In May, the researchers conducted a brief field experiment of photo-selective cropping at the UC Davis Agricultural Experiment Station. The team planted processing tomatoes — a typical Sacramento Valley crop–on small, similar-sized plots. One was covered using a photo-selective red filter, one with blue, and a fourth was left uncut as a control.
After about four months, with an unprecedented heat wave in September, The two filtered plots yielded around one-third less than the unfiltered one. But when it was sorted according to quality–ripe, unripe, or “bad”-the filtered plot had two times the number of rotten tomatoes. “So the filters helped reduce heat stress,” Abou Najm says. Abou Najm. It also “cut [crop] wastage by more than half.”
He states that including energy generation and the net profit would offset the lower yield. When you combine solar and crop production, “100 percent becomes a deficient number when you can get 120 or 140 percent yields.”
And for regions and countries that are tightening their grip on the land, this boosts productivity even more critically, particularly when you consider that producing green energy takes 10x more acres in terms of energy than fossil fuels.

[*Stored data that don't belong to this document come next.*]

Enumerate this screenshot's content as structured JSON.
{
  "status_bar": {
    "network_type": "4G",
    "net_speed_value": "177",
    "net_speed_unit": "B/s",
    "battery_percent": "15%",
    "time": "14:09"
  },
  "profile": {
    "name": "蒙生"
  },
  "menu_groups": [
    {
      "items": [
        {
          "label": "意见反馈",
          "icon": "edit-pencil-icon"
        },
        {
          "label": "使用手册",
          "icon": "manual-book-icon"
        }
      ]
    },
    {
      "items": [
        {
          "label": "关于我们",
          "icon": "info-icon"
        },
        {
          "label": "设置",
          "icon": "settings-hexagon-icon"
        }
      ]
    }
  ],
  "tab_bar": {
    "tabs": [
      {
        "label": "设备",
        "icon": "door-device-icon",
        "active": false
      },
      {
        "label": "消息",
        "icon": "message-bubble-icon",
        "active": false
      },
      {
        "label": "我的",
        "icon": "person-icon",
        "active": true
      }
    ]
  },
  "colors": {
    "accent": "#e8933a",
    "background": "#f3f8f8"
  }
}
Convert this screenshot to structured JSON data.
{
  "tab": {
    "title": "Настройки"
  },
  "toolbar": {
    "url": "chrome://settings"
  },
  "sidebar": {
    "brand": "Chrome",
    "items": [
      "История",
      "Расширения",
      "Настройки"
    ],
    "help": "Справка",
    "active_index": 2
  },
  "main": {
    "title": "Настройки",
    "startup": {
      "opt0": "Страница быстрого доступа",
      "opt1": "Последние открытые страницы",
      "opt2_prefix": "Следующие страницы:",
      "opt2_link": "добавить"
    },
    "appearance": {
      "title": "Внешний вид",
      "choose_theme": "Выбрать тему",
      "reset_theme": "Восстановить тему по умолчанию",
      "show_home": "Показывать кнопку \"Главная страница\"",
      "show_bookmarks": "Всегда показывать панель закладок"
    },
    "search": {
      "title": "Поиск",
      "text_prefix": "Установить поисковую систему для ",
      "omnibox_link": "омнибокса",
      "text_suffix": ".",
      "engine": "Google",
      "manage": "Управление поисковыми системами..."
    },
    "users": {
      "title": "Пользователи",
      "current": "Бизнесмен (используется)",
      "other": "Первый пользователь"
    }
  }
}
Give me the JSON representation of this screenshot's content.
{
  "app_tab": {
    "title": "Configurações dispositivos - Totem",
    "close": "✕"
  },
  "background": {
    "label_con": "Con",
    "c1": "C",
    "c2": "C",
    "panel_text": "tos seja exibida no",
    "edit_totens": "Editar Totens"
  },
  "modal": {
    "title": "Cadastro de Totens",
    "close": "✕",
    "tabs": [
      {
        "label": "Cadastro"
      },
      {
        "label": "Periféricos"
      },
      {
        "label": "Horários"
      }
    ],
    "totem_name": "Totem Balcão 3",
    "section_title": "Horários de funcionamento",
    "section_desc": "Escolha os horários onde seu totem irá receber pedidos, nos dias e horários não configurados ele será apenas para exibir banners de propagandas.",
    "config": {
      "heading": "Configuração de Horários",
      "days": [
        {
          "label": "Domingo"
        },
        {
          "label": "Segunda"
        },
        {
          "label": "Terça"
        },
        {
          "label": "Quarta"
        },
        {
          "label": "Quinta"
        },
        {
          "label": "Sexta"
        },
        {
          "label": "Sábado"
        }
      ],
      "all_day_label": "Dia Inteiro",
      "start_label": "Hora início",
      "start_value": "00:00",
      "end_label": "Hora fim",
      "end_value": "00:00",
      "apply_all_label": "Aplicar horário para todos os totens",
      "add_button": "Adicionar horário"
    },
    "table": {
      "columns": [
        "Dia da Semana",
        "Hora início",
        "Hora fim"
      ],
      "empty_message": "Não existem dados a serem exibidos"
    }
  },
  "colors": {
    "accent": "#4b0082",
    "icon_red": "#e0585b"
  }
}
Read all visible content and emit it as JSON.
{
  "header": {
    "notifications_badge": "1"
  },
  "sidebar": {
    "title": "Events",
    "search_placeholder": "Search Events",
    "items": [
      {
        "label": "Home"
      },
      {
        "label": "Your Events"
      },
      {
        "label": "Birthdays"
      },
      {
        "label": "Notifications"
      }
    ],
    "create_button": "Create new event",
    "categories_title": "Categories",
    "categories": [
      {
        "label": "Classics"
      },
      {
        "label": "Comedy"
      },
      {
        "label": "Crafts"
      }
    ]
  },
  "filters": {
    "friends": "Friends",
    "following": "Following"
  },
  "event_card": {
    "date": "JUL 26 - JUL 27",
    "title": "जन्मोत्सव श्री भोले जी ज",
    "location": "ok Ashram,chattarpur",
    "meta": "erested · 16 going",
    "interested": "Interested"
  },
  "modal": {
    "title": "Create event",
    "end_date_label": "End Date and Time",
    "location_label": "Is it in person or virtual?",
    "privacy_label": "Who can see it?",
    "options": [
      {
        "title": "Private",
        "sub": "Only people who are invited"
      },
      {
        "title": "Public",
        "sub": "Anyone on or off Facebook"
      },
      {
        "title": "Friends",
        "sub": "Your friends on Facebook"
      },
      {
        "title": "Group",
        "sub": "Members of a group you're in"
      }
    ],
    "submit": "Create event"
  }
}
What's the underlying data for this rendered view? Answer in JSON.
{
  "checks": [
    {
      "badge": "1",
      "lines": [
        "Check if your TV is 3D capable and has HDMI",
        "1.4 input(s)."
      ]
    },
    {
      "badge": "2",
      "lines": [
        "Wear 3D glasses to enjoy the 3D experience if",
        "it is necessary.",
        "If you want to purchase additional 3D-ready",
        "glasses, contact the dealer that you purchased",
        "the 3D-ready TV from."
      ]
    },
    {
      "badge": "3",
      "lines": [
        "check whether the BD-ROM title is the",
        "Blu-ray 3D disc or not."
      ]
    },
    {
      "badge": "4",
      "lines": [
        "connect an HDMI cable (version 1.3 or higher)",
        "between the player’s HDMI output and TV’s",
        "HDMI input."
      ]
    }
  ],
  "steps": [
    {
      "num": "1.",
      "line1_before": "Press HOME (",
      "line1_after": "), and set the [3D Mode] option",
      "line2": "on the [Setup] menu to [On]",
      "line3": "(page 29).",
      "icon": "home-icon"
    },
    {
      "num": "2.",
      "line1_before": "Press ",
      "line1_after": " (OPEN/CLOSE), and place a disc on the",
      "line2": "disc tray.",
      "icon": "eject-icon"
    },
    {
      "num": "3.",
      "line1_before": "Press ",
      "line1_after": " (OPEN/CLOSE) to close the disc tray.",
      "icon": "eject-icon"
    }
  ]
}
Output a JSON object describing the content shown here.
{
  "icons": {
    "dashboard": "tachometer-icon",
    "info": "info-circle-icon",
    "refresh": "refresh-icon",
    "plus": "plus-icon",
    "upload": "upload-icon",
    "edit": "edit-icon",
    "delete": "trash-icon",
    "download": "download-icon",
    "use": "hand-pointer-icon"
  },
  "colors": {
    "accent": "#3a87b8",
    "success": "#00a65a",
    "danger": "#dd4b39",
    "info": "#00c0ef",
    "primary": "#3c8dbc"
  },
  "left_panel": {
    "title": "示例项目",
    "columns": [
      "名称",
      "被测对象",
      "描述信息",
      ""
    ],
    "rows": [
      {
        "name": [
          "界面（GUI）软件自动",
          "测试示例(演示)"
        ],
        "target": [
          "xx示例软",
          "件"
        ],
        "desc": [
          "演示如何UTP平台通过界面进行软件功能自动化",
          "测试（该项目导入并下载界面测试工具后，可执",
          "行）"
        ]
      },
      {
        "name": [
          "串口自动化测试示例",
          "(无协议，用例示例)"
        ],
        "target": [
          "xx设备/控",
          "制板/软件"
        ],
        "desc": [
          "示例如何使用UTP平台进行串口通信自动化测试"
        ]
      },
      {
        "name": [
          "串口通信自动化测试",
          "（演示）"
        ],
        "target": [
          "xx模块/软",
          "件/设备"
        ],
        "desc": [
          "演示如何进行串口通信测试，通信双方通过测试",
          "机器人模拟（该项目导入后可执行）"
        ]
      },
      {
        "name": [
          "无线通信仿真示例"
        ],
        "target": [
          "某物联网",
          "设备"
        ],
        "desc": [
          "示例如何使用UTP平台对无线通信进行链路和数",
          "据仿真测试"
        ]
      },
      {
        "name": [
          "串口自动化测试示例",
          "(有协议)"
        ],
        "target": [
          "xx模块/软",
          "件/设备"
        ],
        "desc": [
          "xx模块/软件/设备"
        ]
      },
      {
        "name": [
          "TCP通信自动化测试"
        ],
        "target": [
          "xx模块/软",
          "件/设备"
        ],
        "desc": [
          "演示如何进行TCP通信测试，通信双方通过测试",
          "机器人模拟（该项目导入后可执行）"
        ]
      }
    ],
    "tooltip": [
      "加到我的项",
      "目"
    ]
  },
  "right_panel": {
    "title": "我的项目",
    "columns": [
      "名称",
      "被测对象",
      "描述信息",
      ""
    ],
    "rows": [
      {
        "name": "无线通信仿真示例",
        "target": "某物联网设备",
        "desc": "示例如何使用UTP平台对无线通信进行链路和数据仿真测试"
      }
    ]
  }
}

Abou Najm is also adamant about the canopied method, as farmers can build resilience to climate change. The sun’s filtering helps the soil hold water and protects farm workers from the harsh sun’s rays. Less transpiration means that less water is required to grow crop production. In addition, by producing the power themselves, farmers can lower the rising energy cost and push the industry towards moving towards electric vehicles and machines as well, he says.
“By 2050, we’ll have [an additional] two billion people on this planet, and we’ll need 60 percent more food, 40 percent more water and 50 percent more energy” that is currently being produced, according to Abou Najm. Research must take place at a revolutionary scale to meet these growing needs.
By maximizing the spectrum of sunlight, “we’re optimizing an endlessly sustainable resource,” the expert says. “If a technology kicks in that can develop these panels, then the sky is the limit on how optimized we can be.”